Kidd Houze explained that as an African American woman growing up in Mississippi, race and gender have always played a large role in her life and been at the forefront of her experiences in the world. She explained that from the time she was 13 to just a few years ago, she naturally straightened her curly hair with chemicals.

Kidd Houze chose to focus on this recently adjusted element of her life for her Dear World photograph and explained the meaning behind the image.

“I got to a place where I was really just questioning who I am and my own identities and thinking of those in a positive light and not having to apologize for who I am, because I have a unique place in the world, a unique story to share, and so it was at that point that I felt like I could be myself, kinky curls and all, and so that was what I wrote on my arm, just to show that natural hair is beautiful, and it’s a way to embrace my own race and the texture that I was born with,” Kidd Houze said.

Kidd Houze added that Dear World has worked to demonstrate that everyone with various identities and characteristics, such as Kidd Houze and her kinky hair, deserves to be recognized and belong; in fact, this diversity should be embraced, she explained.

“It’s been a great way just to show whoever we are — our hair texture, our body types, our race, whatever identities are salient to us — that there’s not a need to apologize for that,” Kidd Houze said. “It actually makes our communities richer when we’re different.”

By printing out these photos and putting them on display, Kidd Houze explained, the messages in the images are more tangible and accessible, aiming to inspire the UT community to begin discussions around the ideas in the portraits.

“Printing the photos really allows that to last … each photo tells its own story, and it’s meant to be a little bit obscure just so that it desires for people to say, ‘Well, tell me more about that,’ and that’s really what Mattering and Belonging is about—that key question, ‘Tell me more about that,’” Kidd Houze said.

The cardboard box display was equipped with post-it notes from the Office of the Dean of Students, along with Sharpies and pens.

The notes were printed with the prompt “Mattering at Tennessee Means...” Passerby students and those attending the event, including Chancellor Donde Plowman, grabbed post-it notes, wrote down their answers to the prompt and stuck the notes to the cardboard display.

The boxes were quickly covered with dozens of post-it notes representing various thoughts and ideas, such as “you have a voice,” “Southern hospitality” and “valuing all difference.”

Also at the event, the Office of the Dean of Students and UT Libraries gave away pizza, soda, candy and more.
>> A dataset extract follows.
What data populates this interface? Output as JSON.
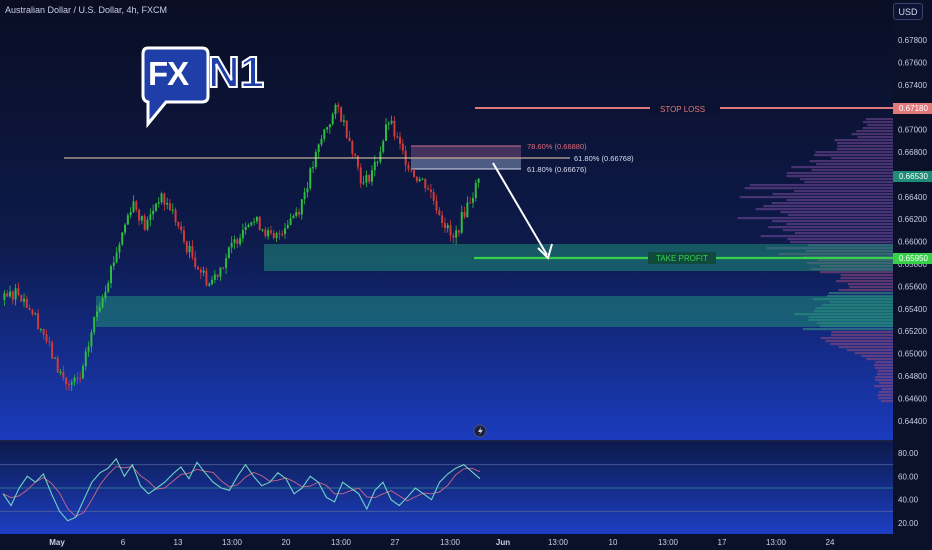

The two offices additionally came equipped with many types of free UT swag, from t-shirts to sunglasses to phone pockets.
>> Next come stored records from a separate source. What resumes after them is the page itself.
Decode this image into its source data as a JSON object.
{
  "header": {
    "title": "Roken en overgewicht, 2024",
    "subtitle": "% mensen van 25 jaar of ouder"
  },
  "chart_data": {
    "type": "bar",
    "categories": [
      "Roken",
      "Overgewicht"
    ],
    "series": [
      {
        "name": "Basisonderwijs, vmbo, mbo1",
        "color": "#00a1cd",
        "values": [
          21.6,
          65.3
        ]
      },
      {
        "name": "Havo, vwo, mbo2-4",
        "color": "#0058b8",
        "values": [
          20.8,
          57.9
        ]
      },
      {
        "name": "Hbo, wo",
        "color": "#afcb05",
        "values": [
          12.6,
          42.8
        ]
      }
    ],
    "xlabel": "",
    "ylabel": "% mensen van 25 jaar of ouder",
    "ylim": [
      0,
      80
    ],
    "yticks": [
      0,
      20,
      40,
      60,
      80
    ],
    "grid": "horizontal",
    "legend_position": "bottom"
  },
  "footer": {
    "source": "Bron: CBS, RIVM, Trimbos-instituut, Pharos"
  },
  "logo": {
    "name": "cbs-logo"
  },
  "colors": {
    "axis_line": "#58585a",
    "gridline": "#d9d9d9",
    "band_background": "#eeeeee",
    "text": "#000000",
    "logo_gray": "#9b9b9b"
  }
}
Excited Vols quickly embraced the opportunity to obtain a free lunch and t-shirt; the multiple pizzas were eaten in the first 45 minutes of the event, while t-shirts were gone in the first half an hour.

Ruffin stood by the cardboard box display with a roll of tape, prepared to save any post-it notes that weren’t properly adhered to the display.

She hopes the Dear World campaign will encourage students to reach out to UT Libraries or the Office of the Dean of Students if they feel that they don’t belong on campus.

“We want to make sure that you feel like you belong, and we hope that that’s what students do, and if you don’t let us know, and we’ll help make it better,” Ruffin said.

Ultimately, Kidd Houze emphasized that Vol is a Verb and Dear World are iniatives that belong to all Vols, and she hopes that the UT community will embrace them as such.

“My hope is that it’s just a collaborative opportunity for anybody who wants to join it,” Kidd Houze said. “This campaign belongs to all of us as a university, and so as people see opportunities to think about this call to action and how they might apply it to their daily lives, to programs, to initiatives, I hope that people will be a part of that.”

Kidd Houze added that the gallery of Dear World photographs will most likely be up in the library through the end of the semester. Additionally, the Office of the Dean of Students is already beginning discussions about how to incorporate Dear World into UT’s fall 2020 semester.